The Northern Ireland attorney general has intervened in the Ashers Bakery case, which saw a Christian family enterprise fined 500 pounds for refusing to bake a cake bearing the words "Support Gay Marriage" by questioning whether the law they broke is itself in violation of Northern Ireland's constitution.
The intervention came at the beginning of the hearing into the McArthurs' appeal, which the lord chief justice of Northern Ireland, Sir Declan Morgan, grudgingly delayed until May as a result.
The A.G. is asking the court whether Northern Ireland's law banning workplace discrimination "impedes or places a burden on certain forms of political or religious expression given the prohibition of discrimination on the grounds of religious belief or political opinion contained in section 24 (1) (c) and (d) of the Northern Ireland Act 1998," the latter being a constitutional document.
Simon Calvert, a spokesman for the Christian Institute, which is providing legal counsel for the McArthurs, said the attorney general's arguments had nothing to do with their case. "We were ready to go today, but we respect the legal process, and we will be back again on 9 May."
The attorney general's concerns emerged only two days after British human rights and homosexual rights activist Peter Tatchell announced in a Guardian opinion piece that he had changed his mind on the Ashers case and now believed that the McArthurs should win their appeal in the name of  freedom of religion and thought. 
"Much as I wish to defend the gay community, I also want to defend freedom of conscience, expression and religion," wrote Tatchell. "In my view, it is an infringement of freedom to require businesses to aid the promotion of ideas to which they conscientiously object. Discrimination against people should be unlawful, but not against ideas."
If the Ashers lost, Tatchell worried later on the BBC, "Jewish printers could be required to print books by a Holocaust denier" or Muslims to print "cartoons of Mohammed."
Showing a solid grasp of Northern Ireland's embattled history of inter-religious strife, Tatchell also told Guardian readers, "Northern Ireland's laws against discrimination … were designed to heal the sectarian divide by preventing the denial of jobs, housing and services to people because of their politics. There was never an intention [to make people] promote political ideas with which they disagreed."

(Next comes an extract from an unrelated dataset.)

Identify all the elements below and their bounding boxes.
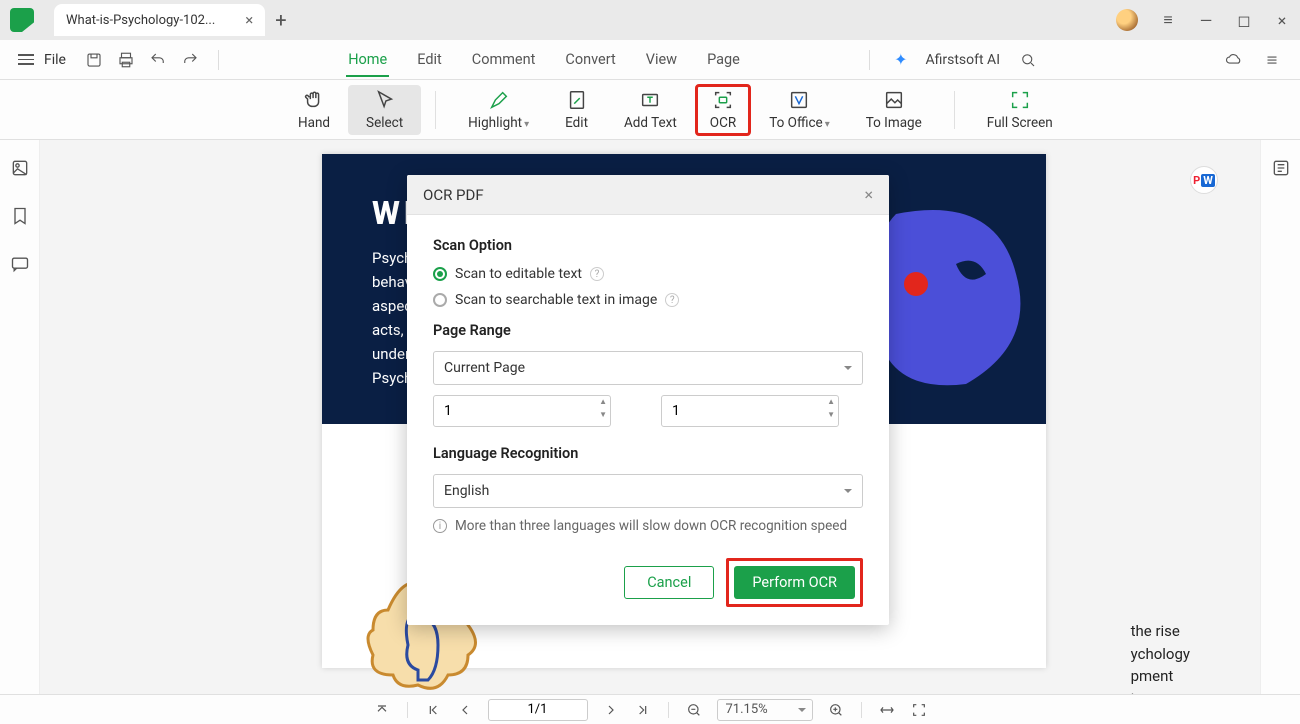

As Tatchell explained later to the BBC, he would still condemn Ashers Bakery if its staff had refused to bake a cake for the plaintiff in the case, Gareth Lee, simply because he was homosexual. But in fact their objection was to the message they were asked to put on the cake along with two Sesame Street characters, Bert and Ernie, locked in a homosexual embrace.
Tatchell may have been trying to mitigate any backlash from the homosexual lobby when he then added that the McArthur family's religious beliefs "are, to my mind, theologically unsound[.] … They claim to be Christians, yet Jesus never once condemned homosexuality, and discrimination is not a Christian value."

Founder of the group OutRage! and head of the Peter Tatchell Foundation, a human rights group, the Australian-born activist has stirred controversy by calling for sexual liberation of five-year-olds and by denying the existence of the so-called "gay gene."